The second type are the seaweeds, which are large algae. The largest seaweeds grow low in the intertidal zone and extend out into the subtidal zone. These are the kelps, large brown seaweeds that are glued to the rocks with their holdfast. Their long blades float at or near the surface of the water where they get sunlight to make food, which allows them to grow very fast. Their holdfast glue is very strong, and it can keep the huge kelp in one place even when strong currents and waves occur during storms.

Snails and sea urchins eat kelp, and fish, crabs, and many other animals find shelter within the dense kelp stands—called a kelp forest. Like a forest on land, the kelp forest provides food, places to hide, and a calm place away from the force of waves and winds. Many kelps die back in the winter and grow again the following spring. Large amounts of dead kelp are recycled by scavengers, including sea urchins, and decomposers.

Consumers: Marine Invertebrates and Fish in the Kelp Forest

Several types of animals depend on the kelp forest as their habitat. They find shelter there because the many tall blades of the kelp break the force of the waves. Inside the kelp forest, the water is calm and small animals can avoid being washed away by the waves. They also cling to the kelp and find hiding places from the other animals that want to eat them.
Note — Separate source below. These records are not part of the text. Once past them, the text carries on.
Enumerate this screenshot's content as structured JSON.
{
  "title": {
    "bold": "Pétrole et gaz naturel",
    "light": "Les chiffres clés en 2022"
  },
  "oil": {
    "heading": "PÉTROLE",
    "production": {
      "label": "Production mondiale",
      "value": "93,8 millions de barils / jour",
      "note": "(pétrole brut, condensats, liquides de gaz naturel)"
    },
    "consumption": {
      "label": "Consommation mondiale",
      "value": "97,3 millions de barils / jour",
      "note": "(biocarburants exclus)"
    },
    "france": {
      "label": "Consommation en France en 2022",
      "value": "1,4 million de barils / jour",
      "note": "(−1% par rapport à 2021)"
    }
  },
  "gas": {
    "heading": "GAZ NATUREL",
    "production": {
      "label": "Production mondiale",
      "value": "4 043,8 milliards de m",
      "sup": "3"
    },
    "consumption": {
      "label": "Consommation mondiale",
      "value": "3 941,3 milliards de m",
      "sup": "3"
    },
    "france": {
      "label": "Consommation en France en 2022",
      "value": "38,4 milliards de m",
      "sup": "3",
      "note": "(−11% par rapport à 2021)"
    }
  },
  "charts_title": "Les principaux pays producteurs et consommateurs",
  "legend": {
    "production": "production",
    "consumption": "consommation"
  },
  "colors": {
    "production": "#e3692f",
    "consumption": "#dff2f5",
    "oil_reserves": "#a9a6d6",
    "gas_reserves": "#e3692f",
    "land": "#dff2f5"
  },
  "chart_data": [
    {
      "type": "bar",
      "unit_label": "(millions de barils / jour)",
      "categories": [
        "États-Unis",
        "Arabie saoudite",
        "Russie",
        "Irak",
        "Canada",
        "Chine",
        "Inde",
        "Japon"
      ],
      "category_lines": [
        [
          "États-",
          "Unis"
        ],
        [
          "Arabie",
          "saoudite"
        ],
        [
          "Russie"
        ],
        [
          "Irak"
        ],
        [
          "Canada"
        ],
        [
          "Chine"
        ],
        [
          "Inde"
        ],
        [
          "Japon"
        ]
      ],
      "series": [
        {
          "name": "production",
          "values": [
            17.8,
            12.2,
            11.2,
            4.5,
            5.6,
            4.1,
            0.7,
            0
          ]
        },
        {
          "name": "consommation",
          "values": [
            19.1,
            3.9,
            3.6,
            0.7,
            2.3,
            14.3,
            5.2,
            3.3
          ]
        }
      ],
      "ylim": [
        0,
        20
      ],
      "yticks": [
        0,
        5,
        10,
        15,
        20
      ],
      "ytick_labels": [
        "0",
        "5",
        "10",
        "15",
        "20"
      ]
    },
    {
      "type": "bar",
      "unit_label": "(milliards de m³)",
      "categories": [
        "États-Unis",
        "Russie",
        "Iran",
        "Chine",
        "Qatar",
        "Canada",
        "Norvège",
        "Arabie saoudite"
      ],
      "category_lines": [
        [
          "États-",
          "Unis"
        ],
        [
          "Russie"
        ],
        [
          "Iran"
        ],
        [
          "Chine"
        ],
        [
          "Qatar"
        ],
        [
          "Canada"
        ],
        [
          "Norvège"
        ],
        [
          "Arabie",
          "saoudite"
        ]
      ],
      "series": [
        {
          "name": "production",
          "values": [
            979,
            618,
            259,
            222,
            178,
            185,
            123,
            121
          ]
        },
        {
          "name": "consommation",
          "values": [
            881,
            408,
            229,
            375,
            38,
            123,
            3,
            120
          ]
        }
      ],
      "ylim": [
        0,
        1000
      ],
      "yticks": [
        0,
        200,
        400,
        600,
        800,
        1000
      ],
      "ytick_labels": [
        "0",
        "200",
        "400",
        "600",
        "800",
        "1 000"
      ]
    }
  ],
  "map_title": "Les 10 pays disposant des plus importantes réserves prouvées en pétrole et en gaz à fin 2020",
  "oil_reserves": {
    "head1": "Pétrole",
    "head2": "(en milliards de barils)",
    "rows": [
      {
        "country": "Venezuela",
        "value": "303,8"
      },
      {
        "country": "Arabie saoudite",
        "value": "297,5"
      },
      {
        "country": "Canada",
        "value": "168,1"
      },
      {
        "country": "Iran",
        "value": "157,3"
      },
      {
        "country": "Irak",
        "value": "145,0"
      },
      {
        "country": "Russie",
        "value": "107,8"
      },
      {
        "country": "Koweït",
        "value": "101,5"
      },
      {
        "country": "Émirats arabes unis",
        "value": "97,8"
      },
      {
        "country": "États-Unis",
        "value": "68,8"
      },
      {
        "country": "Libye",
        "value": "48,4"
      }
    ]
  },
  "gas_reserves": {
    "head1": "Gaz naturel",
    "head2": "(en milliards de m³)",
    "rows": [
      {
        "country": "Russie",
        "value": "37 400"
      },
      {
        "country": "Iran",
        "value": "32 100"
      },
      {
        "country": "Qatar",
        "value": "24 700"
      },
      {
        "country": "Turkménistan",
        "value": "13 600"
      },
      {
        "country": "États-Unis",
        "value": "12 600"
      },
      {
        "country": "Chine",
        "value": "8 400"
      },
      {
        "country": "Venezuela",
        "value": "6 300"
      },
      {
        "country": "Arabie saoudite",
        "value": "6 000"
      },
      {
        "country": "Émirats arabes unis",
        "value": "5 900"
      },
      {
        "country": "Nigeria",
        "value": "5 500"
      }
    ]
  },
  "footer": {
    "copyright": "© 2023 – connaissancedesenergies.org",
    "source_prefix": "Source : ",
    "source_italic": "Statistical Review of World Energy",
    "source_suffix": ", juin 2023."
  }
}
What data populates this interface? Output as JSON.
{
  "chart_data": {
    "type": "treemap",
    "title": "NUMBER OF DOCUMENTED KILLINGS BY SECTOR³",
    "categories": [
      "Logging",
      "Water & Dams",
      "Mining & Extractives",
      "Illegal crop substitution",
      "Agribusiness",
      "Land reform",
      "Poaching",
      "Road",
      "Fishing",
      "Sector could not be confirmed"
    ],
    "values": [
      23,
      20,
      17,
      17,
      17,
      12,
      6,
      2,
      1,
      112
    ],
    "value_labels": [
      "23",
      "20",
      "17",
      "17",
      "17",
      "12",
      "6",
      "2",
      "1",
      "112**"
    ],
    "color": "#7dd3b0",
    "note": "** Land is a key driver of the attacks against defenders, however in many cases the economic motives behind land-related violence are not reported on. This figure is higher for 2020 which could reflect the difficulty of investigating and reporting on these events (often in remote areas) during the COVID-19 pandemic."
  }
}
Sea urchins and snails eat the kelp, either when it is alive or after it has died back each year. Sea urchins feed at the base of the kelp, and large numbers of urchins can actually cut down a tall kelp. Crabs are the resident scavengers. Young salmon and other small fish that live in schools find shelter in kelp forests.

Consumers: Marine Mammals

Seals, sea lions, and killer whales live year-round in the waters near the Aleutian Islands. They eat fish, including salmon and small fish that live in schools. Gray whales and humpback whales migrate through the major passes in the Aleutian Islands to get to their summer feeding areas in the Bering Sea. These baleen whales eat small fish that live in schools and copepods, a type of zooplankton.

Two types of killer whales are found in these waters. Pods of resident killer whales stay together and stay around the same area and feed on fish, including a lot of salmon. Transient killer whales sometimes move through the area, roaming over long distances and preying on seals and sea lions. They may also prey on gray and humpback whales when they are migrating through the passes between the islands on their way to the Bering Sea.